“Raise your hand if you believe that social promotion is the problem with education in this country and should be stopped immediately?”
I reluctantly started to raise my hand, as did about a hundred or so other teachers in the room.
“Then why do we do it every 47 minutes every time a bell rings? DING! And students move to the next class on their schedule whether they learned the days objective or not, whether they did the assignment to the best of their ability or ignored it completely. We promote them.”
And with that, a light bulb went off above my head as the little teacher inside me shouted “Eureka!” and began frantically writing in my notebook and texting my principal about my latest and greatest idea to motivate reluctant learners.
To be fair, it wasn’t my idea. The speaker was Jack Berkmeyer, an absolutely HILLARIOUS individual not to mention one of the most inspiring and informative educational consultants I’ve ever heard speak. He's highly entertaining as you can see on this YouTube clip, and he'll be one of the Keynote speakers at this year's AMLE National Conference in Portland, OR (where you can also check out fellow Edunator Kista River presenting on how to "Teach Like the Terminator", cheap plug!) He went on to explain how he and his teaching team used to implement the plan my colleagues and I adopted last semester at our Middle School.

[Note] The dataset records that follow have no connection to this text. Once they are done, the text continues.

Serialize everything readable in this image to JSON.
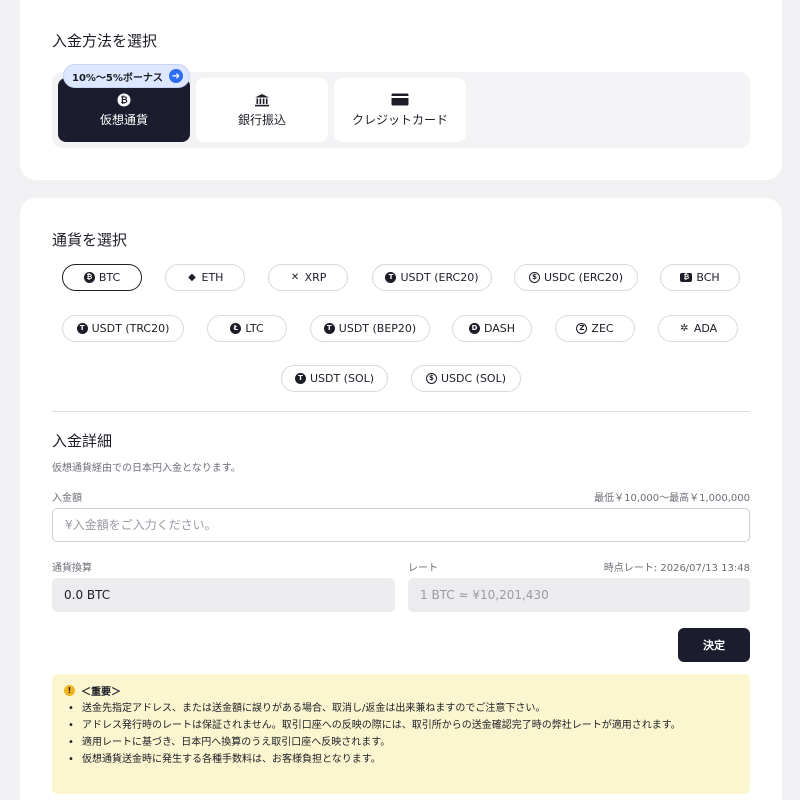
{
  "method_section": {
    "title": "入金方法を選択",
    "bonus_badge": "10%〜5%ボーナス",
    "methods": [
      {
        "label": "仮想通貨",
        "icon": "bitcoin-icon",
        "active": true
      },
      {
        "label": "銀行振込",
        "icon": "bank-icon",
        "active": false
      },
      {
        "label": "クレジットカード",
        "icon": "credit-card-icon",
        "active": false
      }
    ]
  },
  "currency_section": {
    "title": "通貨を選択",
    "currencies": [
      {
        "label": "BTC",
        "icon": "btc-icon",
        "glyph": "₿",
        "active": true
      },
      {
        "label": "ETH",
        "icon": "eth-icon",
        "glyph": "◆"
      },
      {
        "label": "XRP",
        "icon": "xrp-icon",
        "glyph": "✕"
      },
      {
        "label": "USDT (ERC20)",
        "icon": "tether-icon",
        "glyph": "T"
      },
      {
        "label": "USDC (ERC20)",
        "icon": "usdc-icon",
        "glyph": "$"
      },
      {
        "label": "BCH",
        "icon": "bch-icon",
        "glyph": "₿"
      },
      {
        "label": "USDT (TRC20)",
        "icon": "tether-icon",
        "glyph": "T"
      },
      {
        "label": "LTC",
        "icon": "ltc-icon",
        "glyph": "Ł"
      },
      {
        "label": "USDT (BEP20)",
        "icon": "tether-icon",
        "glyph": "T"
      },
      {
        "label": "DASH",
        "icon": "dash-icon",
        "glyph": "D"
      },
      {
        "label": "ZEC",
        "icon": "zec-icon",
        "glyph": "Z"
      },
      {
        "label": "ADA",
        "icon": "ada-icon",
        "glyph": "✲"
      },
      {
        "label": "USDT (SOL)",
        "icon": "tether-icon",
        "glyph": "T"
      },
      {
        "label": "USDC (SOL)",
        "icon": "usdc-icon",
        "glyph": "$"
      }
    ]
  },
  "details": {
    "title": "入金詳細",
    "description": "仮想通貨経由での日本円入金となります。",
    "amount_label": "入金額",
    "amount_limits": "最低￥10,000〜最高￥1,000,000",
    "amount_placeholder": "¥入金額をご入力ください。",
    "conversion_label": "通貨換算",
    "conversion_value": "0.0 BTC",
    "rate_label": "レート",
    "rate_time": "時点レート: 2026/07/13 13:48",
    "rate_value": "1 BTC ≈ ¥10,201,430",
    "submit_label": "決定"
  },
  "notice": {
    "title": "＜重要＞",
    "items": [
      "送金先指定アドレス、または送金額に誤りがある場合、取消し/返金は出来兼ねますのでご注意下さい。",
      "アドレス発行時のレートは保証されません。取引口座への反映の際には、取引所からの送金確認完了時の弊社レートが適用されます。",
      "適用レートに基づき、日本円へ換算のうえ取引口座へ反映されます。",
      "仮想通貨送金時に発生する各種手数料は、お客様負担となります。"
    ]
  },
  "colors": {
    "primary_dark": "#1b1d2e",
    "accent_blue": "#2f6cf5",
    "notice_bg": "#fbf6cf",
    "warn": "#f2b521"
  }
}
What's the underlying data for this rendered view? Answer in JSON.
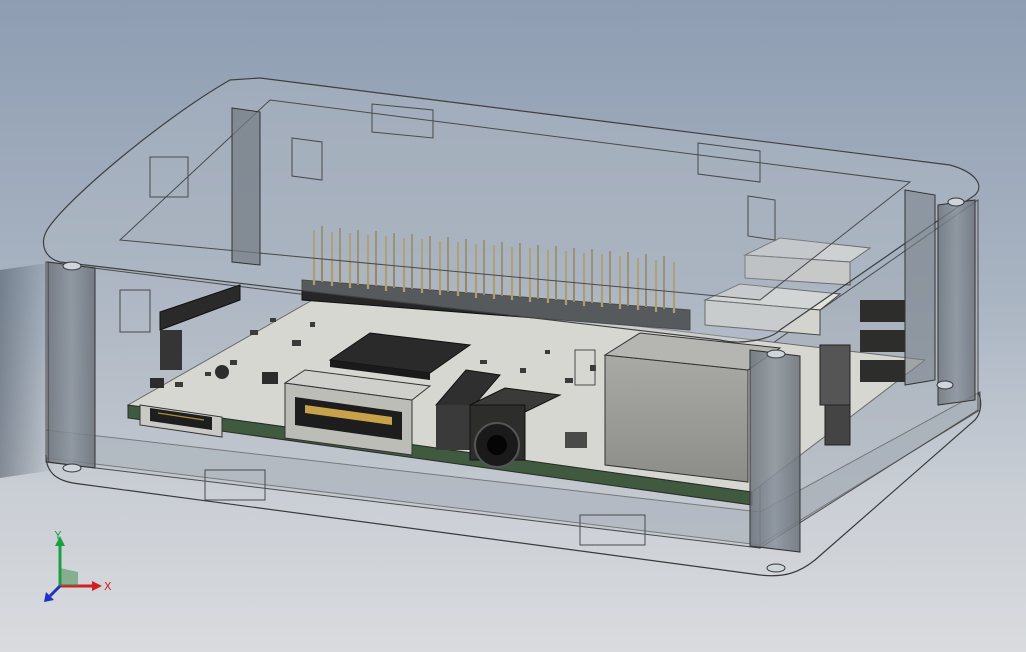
{
  "viewport": {
    "background_top": "#8e9db2",
    "background_bottom": "#d9dbde"
  },
  "model": {
    "case_color": "#9aa3ad",
    "pcb_color": "#d7d7d2",
    "connector_color": "#bdbdb8",
    "pin_color": "#b08a3e"
  },
  "triad": {
    "x_label": "X",
    "y_label": "Y",
    "x_color": "#d02020",
    "y_color": "#1aa040",
    "z_color": "#2030c0"
  }
}
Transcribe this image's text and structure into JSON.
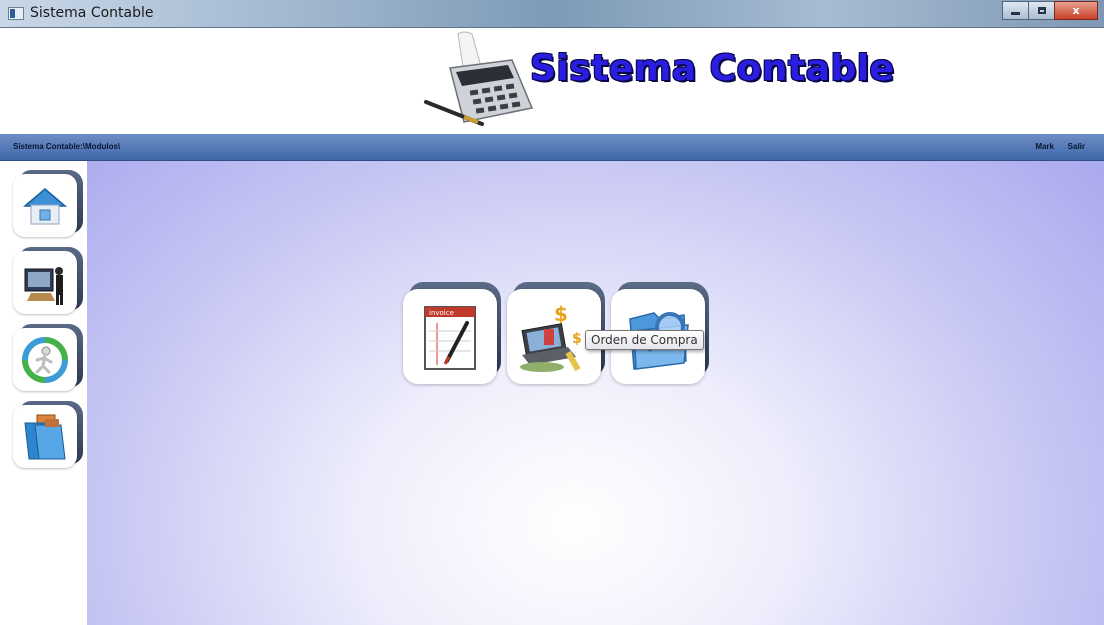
{
  "window": {
    "title": "Sistema Contable",
    "controls": {
      "minimize": "minimize-icon",
      "maximize": "maximize-icon",
      "close": "x"
    }
  },
  "header": {
    "logo_text": "Sistema Contable",
    "logo_icon": "calculator-icon"
  },
  "navbar": {
    "breadcrumb": "Sistema Contable:\\Modulos\\",
    "user": "Mark",
    "exit": "Salir"
  },
  "sidebar": {
    "items": [
      {
        "icon": "home-icon"
      },
      {
        "icon": "office-person-icon"
      },
      {
        "icon": "recycle-runner-icon"
      },
      {
        "icon": "folders-icon"
      }
    ]
  },
  "modules": [
    {
      "icon": "invoice-icon"
    },
    {
      "icon": "purchase-order-icon"
    },
    {
      "icon": "folder-search-icon"
    }
  ],
  "tooltip": {
    "text": "Orden de Compra"
  },
  "colors": {
    "navbar": "#4a71b2",
    "logo_text": "#2a1ee0",
    "main_bg_edge": "#a8a8ee",
    "tile_back": "#2d3a52"
  }
}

Let’s say I have a student refuse to do his classwork. I take pause for a second and consider the reasons. It couldn’t POSSIBLY be because my assignment is boring as all hell. No, no, all of my assignments are completely engaging, exciting to every teenage mind. </sarcasm>
Furthermore, there is NO WAY the student is refusing to complete the assignment because he lacks the necessary skills to do so. There’s also NOT A CHANCE that the student’s home and social life has left him feeling SO POWERLESS that his under-developed pubescent brain has enacted a defense mechanism designed to quickly gain him control over ANY situation he can, as quickly as he can.
Or maybe he’s just hungry.
Having ruled out those potential causes for this inexcusable act of defiance, I conclude “This kid must just be a jerk” or “kids today are different…I blame heavy metal music” and proceed with the following.
“Hey, you, back there with your hoodie pulled over your head. Stop texting under your desk.”
“WHAT!? I WASN’T TEXTING, JESUS!”
“Jesus isn’t here right now, don’t call him unless you really need him. And if he was, he’d want you to do your Social Studies assignment.”
“Dude, whatever, this assignment sucks.”
“My name’s not ‘Dude’ and I don't appreciate you talking like that in my classroom.”
“Huh? What! Whatever this is stupid!”
“Yep, and it’s going to get more stupid when you’re sitting here next hour working on the same thing.”
“But…I have Science next hour…”
“Not if you don’t learn what I need you to learn today. You’ll be sitting here with me all day.”
“Well, I’ve got Math the next hour, and you won’t make me miss that.”
“Sure I will, I talked to your Math teacher in our Team meeting. She’s doing the same thing with kids who might be coming to my class. Eventually, you’ll all learn.”
“Well, I’ll just sit here all day.”
“Cool, I’ll be here anyway.”
“Whatever. I’m still getting on the bus and going home.”
“Since you’ll be sitting here during my plan period, you can help me call home and ask them if you can stay after school with me to get your work done.”
“You can’t do that! Only the principal can give detention!”
“What do you think she’ll say if we ask her?”
“………”
“C’mon man, get your work done. Want me to help?”
“No! I don’t need help! I know how to do it, it’s just stupid!”
“Then you need to stop disrupting the other students in my room who are trying to learn. So you can sit there all day and do your work eventually or you’ll sit there all year. Or you can, continue to cause a disruption and prevent them from learning at which point it’ll be an office referral, you’ll get ISS, and do your work there. Or, you can get it done now, and go to science class when the bell rings.”
“……..”
“Need some help?”
“….Yeah.”
So why do treat our students like Pavlov’s dog? The bell rang, so we must send them to the next stop? Yes, other teachers may not care for it, that’s why it’s important to discuss this with them (preferably before hand) and encourage them to do the same with students going to your class. Will principals get angry? Maybe, but if they’re not on board after you explain it to them then you need to find a new place to work. Will parents get angry? Usually the kids who pull this stunt don’t have parents making too many appearances at school, but I guess if you have one of those lethal combinations of a defiant student and an enabling parent, you’ll need to try and use some honey instead of vinegar to catch this fly (which you probably should have been trying anyway).
Honestly, it only takes once or twice and most students get the message. I’ve never had a student go longer than a couple hours before they snap and just do the work. If they did, I’d have to make good on my threats, call my wife and tell her I’ll be coming home late that night. As for all the kids stuck in the room listening to that conversation, and not working? Yeah, it’s a disruption. Once. Then word travels fast and I never have to have that conversation again. When the bell rings, I just say “Hey Tommy, stick around, you’ll be here next hour.”
I’ll let you fill in how the rest of that conversation goes from there.